By Maxwell Hamilton, The Baton Rouge Advocate, Dec 20, 2017
On Dec. 21, 110 years ago today, the LSU football team boarded the Cuba-bound steamship S.S. Chalmette to play what was likely the first postseason college football game on foreign soil. The Christmas Day game against the University of Havana capped a 6-3 season for the Tigers, who excited fans with their open and innovative offense.
While the U.S. and Cuban governments will determine the overall trajectory of the relationship, history suggests that Louisiana can shape its commercial and cultural contours for mutual benefit.
Louisiana’s farmers produce the agricultural commodities — including, soy, rice and poultry — that Cuba needs, while our extensive port system — five of the top 15 ports in the United States — offers a conduit to America’s agricultural heartland.
Last year, Louisiana led the nation with $114 million in exports to Cuba, representing over 46 percent of the U.S. total. Since 2004, Louisiana has exported $1.9 billion in agricultural products to Cuba. Commodities from inland states account for a significant percentage of these totals, but this trade generates income for our ports, which support over 500,000 jobs.
And Louisiana could do even better. Cuba imports $2 billion in food each year and consumes more rice per capita than any other country in the hemisphere. By some estimates, Louisiana could capture up to $500 million of Cuba’s market.
On Nov. 8, the Trump administration announced regulations to tighten restrictions on travel and trade with Cuba. A series of unexplained incidents harming U.S. diplomats in Havana have further strained the relationship.
Despite the chilling effect of these developments, the fundamental policy goal has remained the same: to promote Cuba’s liberalization through engagement with the private sector. While the regulations prohibit direct financial transactions with 180 companies, they protect opportunities for American businesses. The regulations exempt business transactions concluded before their release, expand an authorization to export items to Cuba’s private sector, and unlike most other U.S. sanctions, do not prohibit transactions with subsidiaries of restricted companies.
U.S. Rep. Rick Crawford, R-Arkansas, has drafted a bill to remove the most significant impediment to agricultural exports to Cuba: the restriction on private credit that requires Cuba to pay in cash, up front. In an interview for this article, Crawford said the bill would benefit 17 million rural Americans in agribusiness, offer Cuba better products, and establish a foothold for future joint investment. The Trump administration’s Agriculture secretary, Sonny Perdue, supports removing the restriction. “The administration specifically left this door open in the Cuba policy and we should go through,” Crawford said.

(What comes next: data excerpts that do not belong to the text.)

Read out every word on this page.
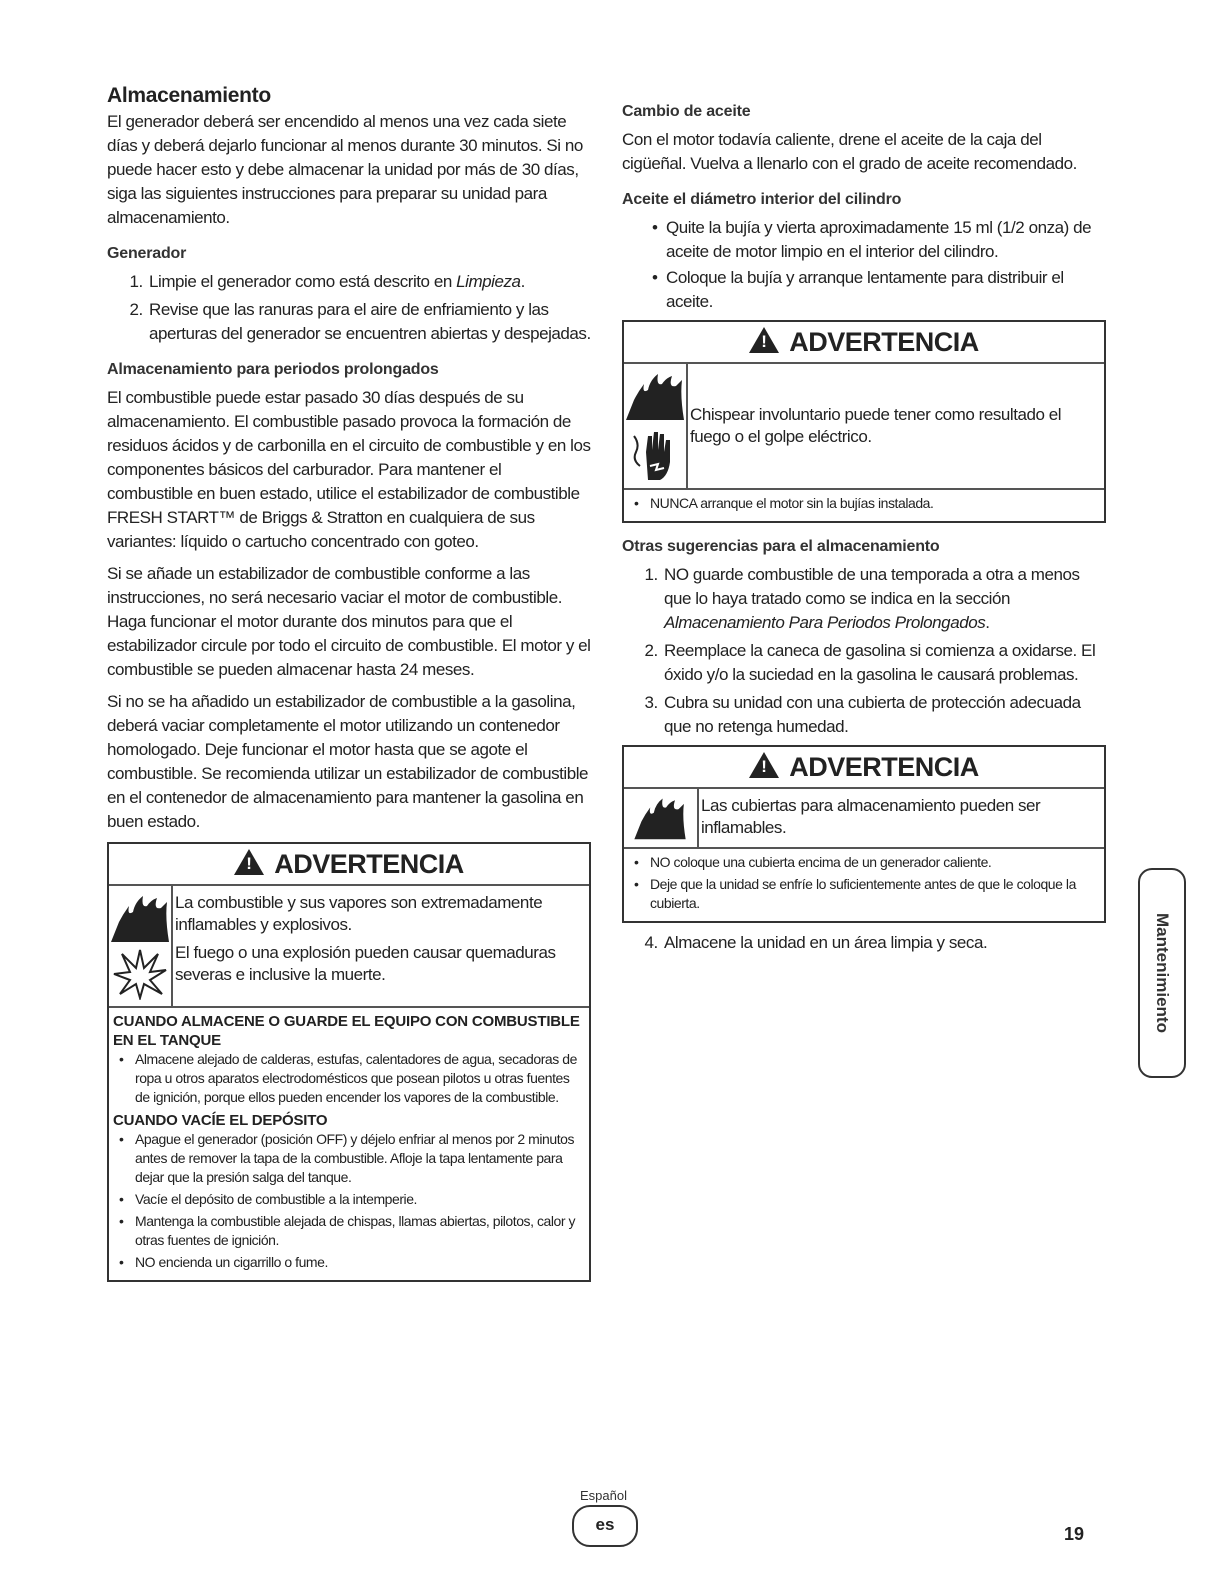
Almacenamiento

El generador deberá ser encendido al menos una vez cada siete días y deberá dejarlo funcionar al menos durante 30 minutos. Si no puede hacer esto y debe almacenar la unidad por más de 30 días, siga las siguientes instrucciones para preparar su unidad para almacenamiento.

Generador
1. Limpie el generador como está descrito en Limpieza.
2. Revise que las ranuras para el aire de enfriamiento y las aperturas del generador se encuentren abiertas y despejadas.
Almacenamiento para periodos prolongados

El combustible puede estar pasado 30 días después de su almacenamiento. El combustible pasado provoca la formación de residuos ácidos y de carbonilla en el circuito de combustible y en los componentes básicos del carburador. Para mantener el combustible en buen estado, utilice el estabilizador de combustible FRESH START™ de Briggs & Stratton en cualquiera de sus variantes: líquido o cartucho concentrado con goteo.

Si se añade un estabilizador de combustible conforme a las instrucciones, no será necesario vaciar el motor de combustible. Haga funcionar el motor durante dos minutos para que el estabilizador circule por todo el circuito de combustible. El motor y el combustible se pueden almacenar hasta 24 meses.

Si no se ha añadido un estabilizador de combustible a la gasolina, deberá vaciar completamente el motor utilizando un contenedor homologado. Deje funcionar el motor hasta que se agote el combustible. Se recomienda utilizar un estabilizador de combustible en el contenedor de almacenamiento para mantener la gasolina en buen estado.

!ADVERTENCIA

La combustible y sus vapores son extremadamente inflamables y explosivos.

El fuego o una explosión pueden causar quemaduras severas e inclusive la muerte.

CUANDO ALMACENE O GUARDE EL EQUIPO CON COMBUSTIBLE EN EL TANQUE
• Almacene alejado de calderas, estufas, calentadores de agua, secadoras de ropa u otros aparatos electrodomésticos que posean pilotos u otras fuentes de ignición, porque ellos pueden encender los vapores de la combustible.
CUANDO VACÍE EL DEPÓSITO
• Apague el generador (posición OFF) y déjelo enfriar al menos por 2 minutos antes de remover la tapa de la combustible. Afloje la tapa lentamente para dejar que la presión salga del tanque.
• Vacíe el depósito de combustible a la intemperie.
• Mantenga la combustible alejada de chispas, llamas abiertas, pilotos, calor y otras fuentes de ignición.
• NO encienda un cigarrillo o fume.
Cambio de aceite

Con el motor todavía caliente, drene el aceite de la caja del cigüeñal. Vuelva a llenarlo con el grado de aceite recomendado.

Aceite el diámetro interior del cilindro
• Quite la bujía y vierta aproximadamente 15 ml (1/2 onza) de aceite de motor limpio en el interior del cilindro.
• Coloque la bujía y arranque lentamente para distribuir el aceite.
!ADVERTENCIA
Chispear involuntario puede tener como resultado el fuego o el golpe eléctrico.
• NUNCA arranque el motor sin la bujías instalada.
Otras sugerencias para el almacenamiento
1. NO guarde combustible de una temporada a otra a menos que lo haya tratado como se indica en la sección Almacenamiento Para Periodos Prolongados.
2. Reemplace la caneca de gasolina si comienza a oxidarse. El óxido y/o la suciedad en la gasolina le causará problemas.
3. Cubra su unidad con una cubierta de protección adecuada que no retenga humedad.
!ADVERTENCIA
Las cubiertas para almacenamiento pueden ser inflamables.
• NO coloque una cubierta encima de un generador caliente.
• Deje que la unidad se enfríe lo suficientemente antes de que le coloque la cubierta.
4. Almacene la unidad en un área limpia y seca.	Mantenimiento
Español
es	19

Louisiana’s state government should also maintain momentum from Gov. John Bel Edwards’ trade mission to Cuba last year. The trip produced memoranda of understanding to share information on ports and agriculture. A subsequent report encouraged other state entities to develop partnerships with Cuba outside of trade.

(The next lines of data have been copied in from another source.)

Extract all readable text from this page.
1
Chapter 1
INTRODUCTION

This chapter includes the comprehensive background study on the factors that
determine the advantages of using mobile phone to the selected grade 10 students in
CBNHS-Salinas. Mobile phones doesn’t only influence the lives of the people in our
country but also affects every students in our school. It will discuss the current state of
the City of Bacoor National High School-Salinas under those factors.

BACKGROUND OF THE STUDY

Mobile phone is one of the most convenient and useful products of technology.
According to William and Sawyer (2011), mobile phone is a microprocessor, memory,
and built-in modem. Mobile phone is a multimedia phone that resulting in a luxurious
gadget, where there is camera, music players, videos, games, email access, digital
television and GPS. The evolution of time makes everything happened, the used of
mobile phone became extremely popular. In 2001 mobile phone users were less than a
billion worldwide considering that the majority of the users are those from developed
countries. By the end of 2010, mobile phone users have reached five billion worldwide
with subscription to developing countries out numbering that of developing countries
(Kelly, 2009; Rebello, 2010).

On Christmas Day in 1907, the Tigers defeated the University of Havana 56-0, capitalizing on their size and the shiftiness of right end George “Doc” Fenton, a future hall of famer. The publicity from the “Bacardi Bowl” helped LSU recruit Cuban students to the university’s world-class Audubon Sugar School. “The game will do much to cement the friendly educational relations between the two countries,” the Daily Picayune reported.
As President Raúl Castro prepares to step down in February, and Cuba embarks on a leadership transition, Louisiana should take similarly creative steps to rebuild commercial and people-to-people ties. Louisiana’s engagement can create economic opportunity for rural Americans, promote free enterprise for Cubans, and pave the way for a more prosperous relationship for both countries.
Maxwell J. Hamilton is a visiting scholar in the Geoeconomics and Strategy Program at the Carnegie Endowment for International Peace. Raised in Louisiana, he is a career Foreign Service officer with the U.S. Department of State. The views expressed are his own and not necessarily those of the U.S. government.